Today’s songster has the reeds singing beside most lakes, quarries and wetland areas. The pictures this week are of the reed warbler. We love to hear their chatter, and sometimes manage to see them climbing up to the top of the reed stems.
The reed warbler may sometimes breed away from the reeds, in willows growing over shallow waters, and during migration periods can be found in unexpected places such as thickets and hedgerows. This can pose identification problems with other similar warblers.
Its repetitive song is very distinctive: a sort of “trik trik chrr chrr chew chew trrt trrt tiri tiri”. When they start, this call can go on and on for ages. It’s so beautiful to hear – and a bonus to see and get pictures.
The reed warbler carries a bright buff underside, a pale brown body with a long flat head, but will often raise the crown feathers when singing or excited. It has a thin pale eye ring and a slim long sharp bill.
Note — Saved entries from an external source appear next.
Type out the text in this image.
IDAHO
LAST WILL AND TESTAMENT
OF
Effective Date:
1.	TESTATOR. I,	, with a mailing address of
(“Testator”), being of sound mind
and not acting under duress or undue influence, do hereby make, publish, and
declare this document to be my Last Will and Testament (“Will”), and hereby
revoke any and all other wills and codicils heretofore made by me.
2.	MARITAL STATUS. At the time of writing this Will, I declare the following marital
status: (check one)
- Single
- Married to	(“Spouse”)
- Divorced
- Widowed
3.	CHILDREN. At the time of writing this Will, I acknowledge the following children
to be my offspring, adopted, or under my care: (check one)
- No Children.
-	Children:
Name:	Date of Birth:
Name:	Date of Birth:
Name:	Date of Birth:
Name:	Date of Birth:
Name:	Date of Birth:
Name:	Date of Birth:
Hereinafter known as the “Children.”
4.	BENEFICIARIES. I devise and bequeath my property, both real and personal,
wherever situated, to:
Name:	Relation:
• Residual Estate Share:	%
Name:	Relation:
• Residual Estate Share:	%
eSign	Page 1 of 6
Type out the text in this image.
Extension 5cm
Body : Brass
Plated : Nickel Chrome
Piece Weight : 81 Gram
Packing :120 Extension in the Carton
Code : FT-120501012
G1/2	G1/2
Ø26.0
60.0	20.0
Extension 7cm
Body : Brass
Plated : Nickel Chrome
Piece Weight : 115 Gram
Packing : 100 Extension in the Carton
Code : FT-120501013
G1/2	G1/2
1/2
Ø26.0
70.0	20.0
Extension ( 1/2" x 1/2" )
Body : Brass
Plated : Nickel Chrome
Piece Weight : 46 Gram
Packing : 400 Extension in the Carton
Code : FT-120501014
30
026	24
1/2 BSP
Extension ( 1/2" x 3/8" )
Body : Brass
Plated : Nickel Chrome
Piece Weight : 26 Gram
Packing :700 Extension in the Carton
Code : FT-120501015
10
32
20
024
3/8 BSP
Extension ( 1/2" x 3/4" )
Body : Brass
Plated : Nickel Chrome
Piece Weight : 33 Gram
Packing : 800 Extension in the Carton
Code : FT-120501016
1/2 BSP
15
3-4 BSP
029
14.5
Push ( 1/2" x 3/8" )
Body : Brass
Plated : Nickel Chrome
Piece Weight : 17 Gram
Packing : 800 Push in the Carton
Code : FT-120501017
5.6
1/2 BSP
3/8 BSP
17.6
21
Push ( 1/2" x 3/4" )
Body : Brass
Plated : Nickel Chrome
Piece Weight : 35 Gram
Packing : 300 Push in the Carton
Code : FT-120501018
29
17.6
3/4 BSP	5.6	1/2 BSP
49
As you can see from the pictures, the bird is very adept at grasping vertical stems and shuffling through the reed beds, peering through while balancing.
The reed warbler is widespread, and is one of the birds that often falls fowl of the cuckoo, which often chooses the reed warbler’s nest to lay its eggs in. The reed warbler will then look after the young cuckoo, after its own eggs have been removed. The nest is of moss, reedheads and grass, often woven around several upright stems in the reedbed. It usually lays 3 to 5 eggs in 2 broods from May to July.
It feeds on insects and spiders, and will also eat seeds. It is fantastic to listen to – listen out for their distinctive sound when you’re walking near the river or canal. Most of these we found around Idle Valley reserve, and also got a picture of the similar sedge warbler, with its unmistakable silvery white stripe over the eyes.
As a little extra, we’d like you to see the blue pheasant we spotted in a field at Creswell Craggs. We’d never seen one before and thought it was pretty!